Saturday, November 15, 2008
The Gaucho Burger
I seriously almost burnt down the house with this one. I started the jalapeno, tomato red onion until the broiler (500 degrees) and set the timer. I also had soup simmering on the stove top. I went to put James to bed and when Mark heard the timer go off he thought it was for the soup and took it off the burner. When I came back into the kitchen, I sat down with a book, waiting for the timer to go off. I thought I smelt something burning so I went to check the soup but that was ok. I went back to my book (I'm reading Twilight Book 3 and I'm kinda obsessed). So finally I said, "Something is seriously burning" and then realized that the veggies were way past their time and were scorched in the oven. We must have uneven heat distribution in the oven because the ones on the side were fine and were perfect to make the pico de gallo. Rachael Ray is the (self-proclaimed) Queen of the Burger. This one was mighty tasty! I served it with salt and pepper fries I got from PCC. Yum!
1 1/2 pounds lean ground beef sirloin
1/2 cup beer
2 cloves garlic, grated or finely chopped
2 T chili powder
1 T ground cumin
1 T ground coriander
1 T steak seasoning
2 t Worcestershire sauce
1 red onion, cut into 6 wedges
1/3 cup chopped cilantro (a generous handful)

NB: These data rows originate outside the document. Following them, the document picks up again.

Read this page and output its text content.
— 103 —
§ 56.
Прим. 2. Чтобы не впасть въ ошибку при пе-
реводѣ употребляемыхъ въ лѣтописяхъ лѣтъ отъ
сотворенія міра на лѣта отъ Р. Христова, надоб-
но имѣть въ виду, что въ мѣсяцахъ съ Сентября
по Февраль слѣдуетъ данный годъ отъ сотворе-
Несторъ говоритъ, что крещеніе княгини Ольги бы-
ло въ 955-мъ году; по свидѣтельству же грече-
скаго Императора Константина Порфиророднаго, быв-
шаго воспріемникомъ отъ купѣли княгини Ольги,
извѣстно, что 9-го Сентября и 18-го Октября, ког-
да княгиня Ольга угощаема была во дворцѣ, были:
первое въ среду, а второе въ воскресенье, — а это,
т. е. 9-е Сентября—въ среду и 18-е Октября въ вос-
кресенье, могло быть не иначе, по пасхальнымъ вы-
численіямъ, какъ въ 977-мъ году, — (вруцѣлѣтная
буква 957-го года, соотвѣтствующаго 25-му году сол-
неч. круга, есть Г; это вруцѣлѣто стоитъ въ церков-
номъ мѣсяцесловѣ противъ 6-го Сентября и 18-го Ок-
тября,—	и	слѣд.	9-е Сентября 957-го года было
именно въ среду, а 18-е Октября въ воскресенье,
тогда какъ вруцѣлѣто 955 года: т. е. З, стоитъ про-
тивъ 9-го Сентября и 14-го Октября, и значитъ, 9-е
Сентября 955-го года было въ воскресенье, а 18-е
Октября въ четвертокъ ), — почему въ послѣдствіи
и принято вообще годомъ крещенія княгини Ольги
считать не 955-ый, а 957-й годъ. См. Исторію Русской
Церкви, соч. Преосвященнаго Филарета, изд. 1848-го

Juice of 1 lime plus 1 teaspoon grated peel
8 deli-slices pepper Jack cheese
4 Kaiser rolls, preferably cornmeal-crusted, split and toasted
Shredded romaine lettuce
In a large bowl, combine the beef, beer, garlic, chili powder, cumin, coriander, steak seasoning and Worcestershire sauce. Shape into four patties.
Pre-heat the broiler. Halve and seed the tomatoes and jalapeños before broiling. On a rimmed baking sheet, broil the tomatoes, jalapeños and red onion, turning once, until charred, about 15 minutes. Chop the charred veggies; transfer to a bowl. Add the cilantro, lime juice and lime peel; season the pico de gallo with salt.
In the broiler or on the grill, cook the burgers over medium-high heat for 5 minutes on each side for medium-rare doneness, melting the cheese over each burger during the last few minutes of cooking.
To serve, layer each roll bottom with lettuce, a burger, some pico de gallo and a roll top.